Auch der Kostenblock „Sanierung altes Rathaus“ sehen wir diskussionswürdig. Wollen wir wirklich immer hohe Summen in ältere Gebäude stecken ohne daraus einen finanziellen Mehrwert zu genieren. Bringen uns diese historischen Gebäude wirklich höhere Tourismuseinnahmen, so dass sich deren „Rettung“ lohnt. Hier wünschen wir uns über eine Professionalisierung im Bereich Tourismus nachzudenken, sollte sich dies als interessantes Feld für Neckarbischofsheim erweisen. 

Das war es nun mit der Betrachtung einzelner Positionen und ich komme auch langsam zum Ende meiner Rede.
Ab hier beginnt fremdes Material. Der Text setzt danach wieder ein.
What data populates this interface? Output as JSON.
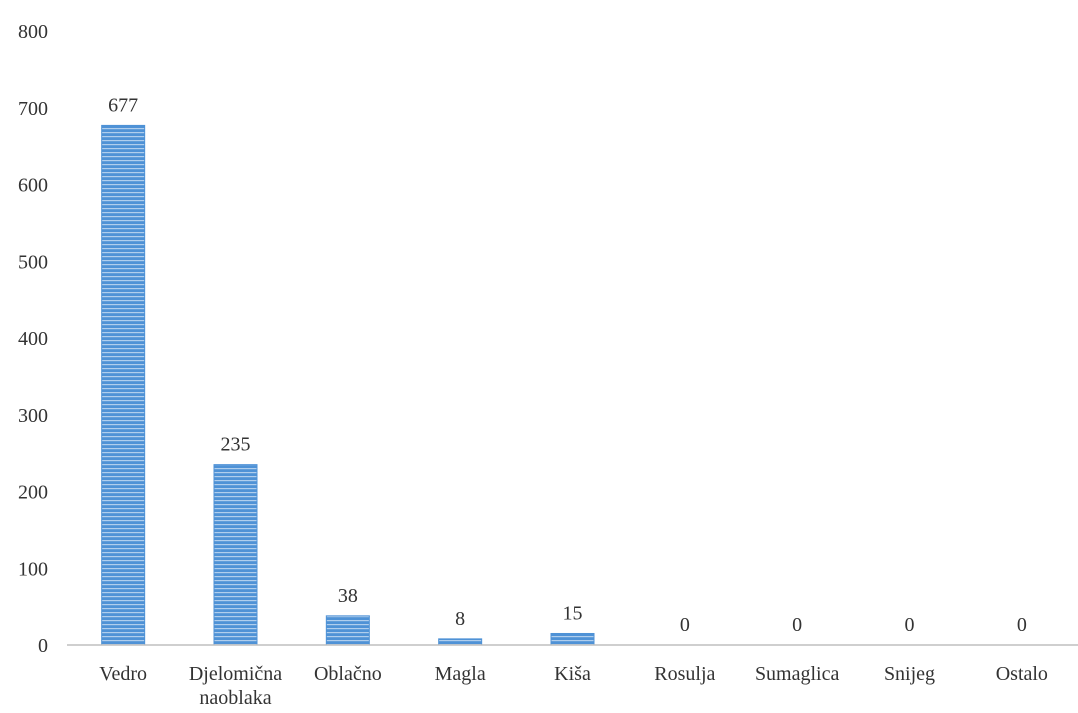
{
  "chart_data": {
    "type": "bar",
    "categories": [
      [
        "Vedro"
      ],
      [
        "Djelomična",
        "naoblaka"
      ],
      [
        "Oblačno"
      ],
      [
        "Magla"
      ],
      [
        "Kiša"
      ],
      [
        "Rosulja"
      ],
      [
        "Sumaglica"
      ],
      [
        "Snijeg"
      ],
      [
        "Ostalo"
      ]
    ],
    "values": [
      677,
      235,
      38,
      8,
      15,
      0,
      0,
      0,
      0
    ],
    "data_labels": [
      "677",
      "235",
      "38",
      "8",
      "15",
      "0",
      "0",
      "0",
      "0"
    ],
    "yticks": [
      "0",
      "100",
      "200",
      "300",
      "400",
      "500",
      "600",
      "700",
      "800"
    ],
    "ylim": [
      0,
      800
    ],
    "grid": false,
    "bar_color": "#4f92d6",
    "bar_stripe_color": "#ffffff",
    "axis_color": "#bfbfbf"
  }
}
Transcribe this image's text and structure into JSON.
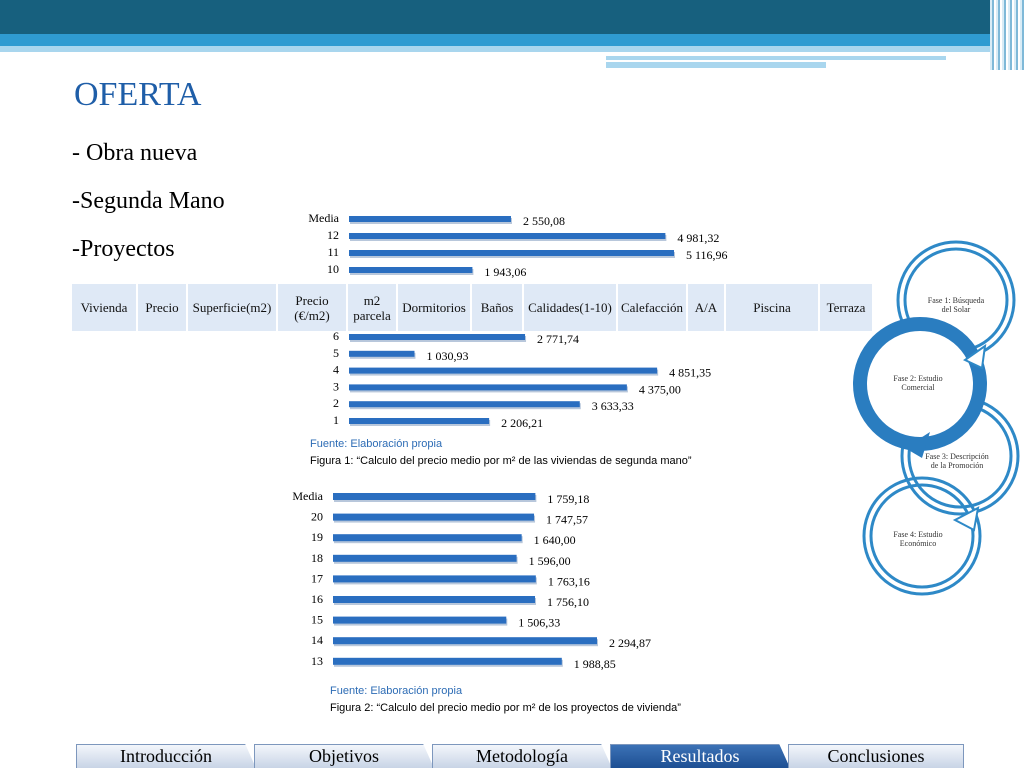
{
  "slide": {
    "title": "OFERTA",
    "bullets": [
      "- Obra nueva",
      "-Segunda Mano",
      "-Proyectos"
    ]
  },
  "table": {
    "headers": [
      "Vivienda",
      "Precio",
      "Superficie(m2)",
      "Precio (€/m2)",
      "m2 parcela",
      "Dormitorios",
      "Baños",
      "Calidades(1-10)",
      "Calefacción",
      "A/A",
      "Piscina",
      "Terraza"
    ]
  },
  "chart_data": [
    {
      "type": "bar",
      "orientation": "horizontal",
      "categories": [
        "Media",
        "12",
        "11",
        "10"
      ],
      "values": [
        2550.08,
        4981.32,
        5116.96,
        1943.06
      ],
      "value_labels": [
        "2 550,08",
        "4 981,32",
        "5 116,96",
        "1 943,06"
      ],
      "xlim": [
        0,
        6000
      ],
      "grid": false,
      "color": "#2a6ec0"
    },
    {
      "type": "bar",
      "orientation": "horizontal",
      "categories": [
        "6",
        "5",
        "4",
        "3",
        "2",
        "1"
      ],
      "values": [
        2771.74,
        1030.93,
        4851.35,
        4375.0,
        3633.33,
        2206.21
      ],
      "value_labels": [
        "2 771,74",
        "1 030,93",
        "4 851,35",
        "4 375,00",
        "3 633,33",
        "2 206,21"
      ],
      "xlim": [
        0,
        6000
      ],
      "grid": false,
      "color": "#2a6ec0",
      "source": "Fuente: Elaboración propia",
      "caption": "Figura 1: “Calculo del precio medio por m² de las viviendas de segunda mano”"
    },
    {
      "type": "bar",
      "orientation": "horizontal",
      "categories": [
        "Media",
        "20",
        "19",
        "18",
        "17",
        "16",
        "15",
        "14",
        "13"
      ],
      "values": [
        1759.18,
        1747.57,
        1640.0,
        1596.0,
        1763.16,
        1756.1,
        1506.33,
        2294.87,
        1988.85
      ],
      "value_labels": [
        "1 759,18",
        "1 747,57",
        "1 640,00",
        "1 596,00",
        "1 763,16",
        "1 756,10",
        "1 506,33",
        "2 294,87",
        "1 988,85"
      ],
      "xlim": [
        0,
        2600
      ],
      "grid": false,
      "color": "#2a6ec0",
      "source": "Fuente: Elaboración propia",
      "caption": "Figura 2: “Calculo del precio medio por m² de los proyectos de vivienda”"
    }
  ],
  "flow": {
    "steps": [
      [
        "Fase 1: Búsqueda",
        "del  Solar"
      ],
      [
        "Fase 2: Estudio",
        "Comercial"
      ],
      [
        "Fase 3: Descripción",
        "de la     Promoción"
      ],
      [
        "Fase 4: Estudio",
        "Económico"
      ]
    ],
    "colors": {
      "outline": "#2e89c7",
      "active": "#2a7dc0"
    }
  },
  "tabs": [
    {
      "label": "Introducción",
      "active": false
    },
    {
      "label": "Objetivos",
      "active": false
    },
    {
      "label": "Metodología",
      "active": false
    },
    {
      "label": "Resultados",
      "active": true
    },
    {
      "label": "Conclusiones",
      "active": false
    }
  ]
}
Wir raten heute ausnahmsweise zu einer haushaltspolitischen Entspannungsübung. Damit sie uns nicht falsch verstehen: Natürlich können und müssen wir Wege zu einem ausgeglichenen Haushalt auch mit dem neuen Haushaltsrecht finden. Wenn uns das aber nicht gleich im ersten oder zweiten Jahr gelingt, droht uns offenbar nicht gleich die Nichtgenehmigung unseres Haushalts. Ob der Einstieg in die Kreditfinanzierung haushaltspolitisch auf die nächsten Jahre hin gesehen konstruktiv verläuft oder nicht, hängt entscheidend davon ab, ob die Entwicklung des Schuldendienstes uns einen ausreichend großen Gestaltungsspielraum für unsere sonstigen Aufgaben lässt. Das immer genau im Blick zu haben, das haben wir in den letzten Jahren verlernt, das müssen wir jetzt wieder lernen und dann wird es auch gut in Neckarbischofsheim. Die Botschaft muss sein: Keine unzeitgemäßen Investitionen in Projekte, die einzelne bzw. deren Bequemlichkeit entlasten, aber die Gesamtheit auf Dauer viel zu stark belasten.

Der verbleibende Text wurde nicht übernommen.